The 21-22 ski season will get underway in Finland next week and more ski areas will open in Austria and Switzerland, nearly doubling the number of centres already open in the northern hemisphere.
Levi, Finland’s largest ski area (pictured below), along with another of the country’s biggest resorts, Ruka, both plan to open next Friday 8th October using snow stored from last season and spread back out on the slopes to create a few kilometre long runs in a process known as snowfarming.
Now three more ski areas in the Austrian and Swiss Alps have confirmed they’ll open for their 21-22 season next weekend too with Switzerland’s Titlis glacier above Engelberg becoming the third in the country to open joining already-open Saas Fee and Zermatt.

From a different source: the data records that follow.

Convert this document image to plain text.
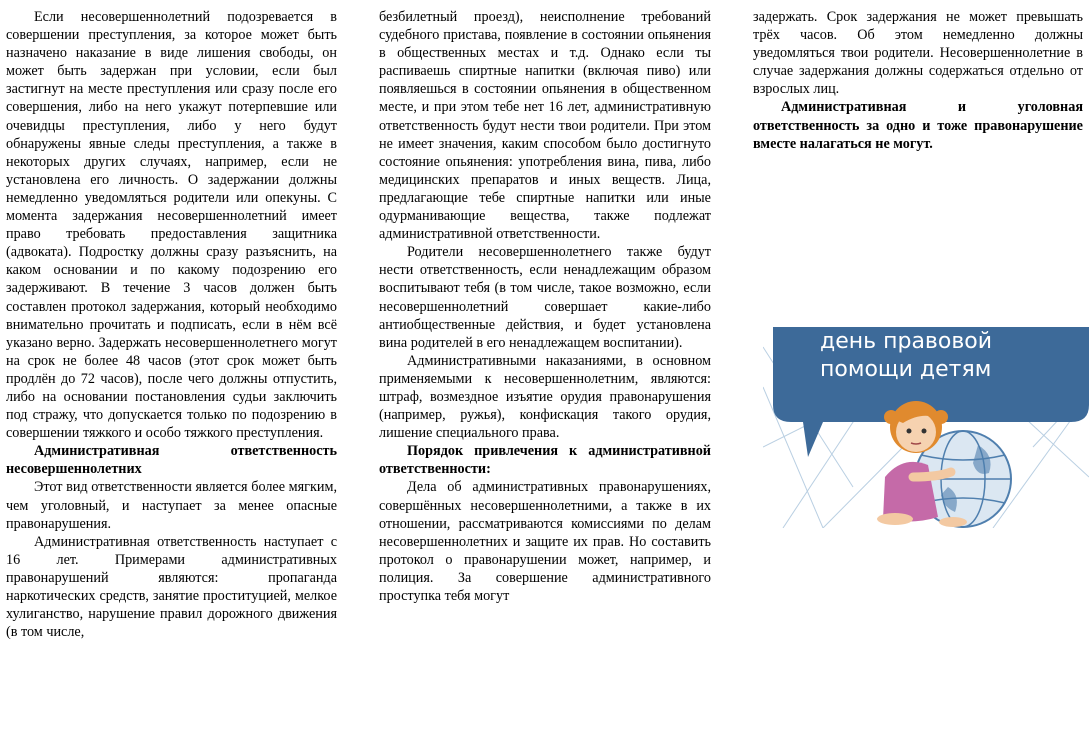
Если несовершеннолетний подозревается в совершении преступления, за которое может быть назначено наказание в виде лишения свободы, он может быть задержан при условии, если был застигнут на месте преступления или сразу после его совершения, либо на него укажут потерпевшие или очевидцы преступления, либо у него будут обнаружены явные следы преступления, а также в некоторых других случаях, например, если не установлена его личность. О задержании должны немедленно уведомляться родители или опекуны. С момента задержания несовершеннолетний имеет право требовать предоставления защитника (адвоката). Подростку должны сразу разъяснить, на каком основании и по какому подозрению его задерживают. В течение 3 часов должен быть составлен протокол задержания, который необходимо внимательно прочитать и подписать, если в нём всё указано верно. Задержать несовершеннолетнего могут на срок не более 48 часов (этот срок может быть продлён до 72 часов), после чего должны отпустить, либо на основании постановления судьи заключить под стражу, что допускается только по подозрению в совершении тяжкого и особо тяжкого преступления.

Административная ответственность несовершеннолетних

Этот вид ответственности является более мягким, чем уголовный, и наступает за менее опасные правонарушения.

Административная ответственность наступает с 16 лет. Примерами административных правонарушений являются: пропаганда наркотических средств, занятие проституцией, мелкое хулиганство, нарушение правил дорожного движения (в том числе,

безбилетный проезд), неисполнение требований судебного пристава, появление в состоянии опьянения в общественных местах и т.д. Однако если ты распиваешь спиртные напитки (включая пиво) или появляешься в состоянии опьянения в общественном месте, и при этом тебе нет 16 лет, административную ответственность будут нести твои родители. При этом не имеет значения, каким способом было достигнуто состояние опьянения: употребления вина, пива, либо медицинских препаратов и иных веществ. Лица, предлагающие тебе спиртные напитки или иные одурманивающие вещества, также подлежат административной ответственности.

Родители несовершеннолетнего также будут нести ответственность, если ненадлежащим образом воспитывают тебя (в том числе, такое возможно, если несовершеннолетний совершает какие-либо антиобщественные действия, и будет установлена вина родителей в его ненадлежащем воспитании).

Административными наказаниями, в основном применяемыми к несовершеннолетним, являются: штраф, возмездное изъятие орудия правонарушения (например, ружья), конфискация такого орудия, лишение специального права.

Порядок привлечения к административной ответственности:

Дела об административных правонарушениях, совершённых несовершеннолетними, а также в их отношении, рассматриваются комиссиями по делам несовершеннолетних и защите их прав. Но составить протокол о правонарушении может, например, и полиция. За совершение административного проступка тебя могут

задержать. Срок задержания не может превышать трёх часов. Об этом немедленно должны уведомляться твои родители. Несовершеннолетние в случае задержания должны содержаться отдельно от взрослых лиц.

Административная и уголовная ответственность за одно и тоже правонарушение вместе налагаться не могут.

день правовой
помощи детям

In Austria a fifth area in the Austrian Tirol, the Stubai glacier, has confirmed it is opening (pictured below) as is the Kitzsteinhorn glacier above Zell am See-Kaprun in Salzburgerland. It means about half the dozen or so glaciers that will be open in the Alps will be in Austria.
There has not been a lot of early snow in the Alps so far, just a few dustings up high (snowfall up high in Lech, Austria a few days ago is pictured top), but more significant snowfall is expected at altitude next week.
Two glacier areas, the Galdhopiggen in Norway and Molltal in Austria, which should be open now but have been closed the past few months due to warm weather melting snow cover are hoping to reopen imminently.
Elsewhere in the northern hemisphere snowfall in the Rockies and other parts of western North America has raised excitement levels here too, with ski areas in Colorado hoping to be the first to open for 21-22 season there, hopefully later this month. Crested Butte (planning to open in November) is pictured below on Wednesday.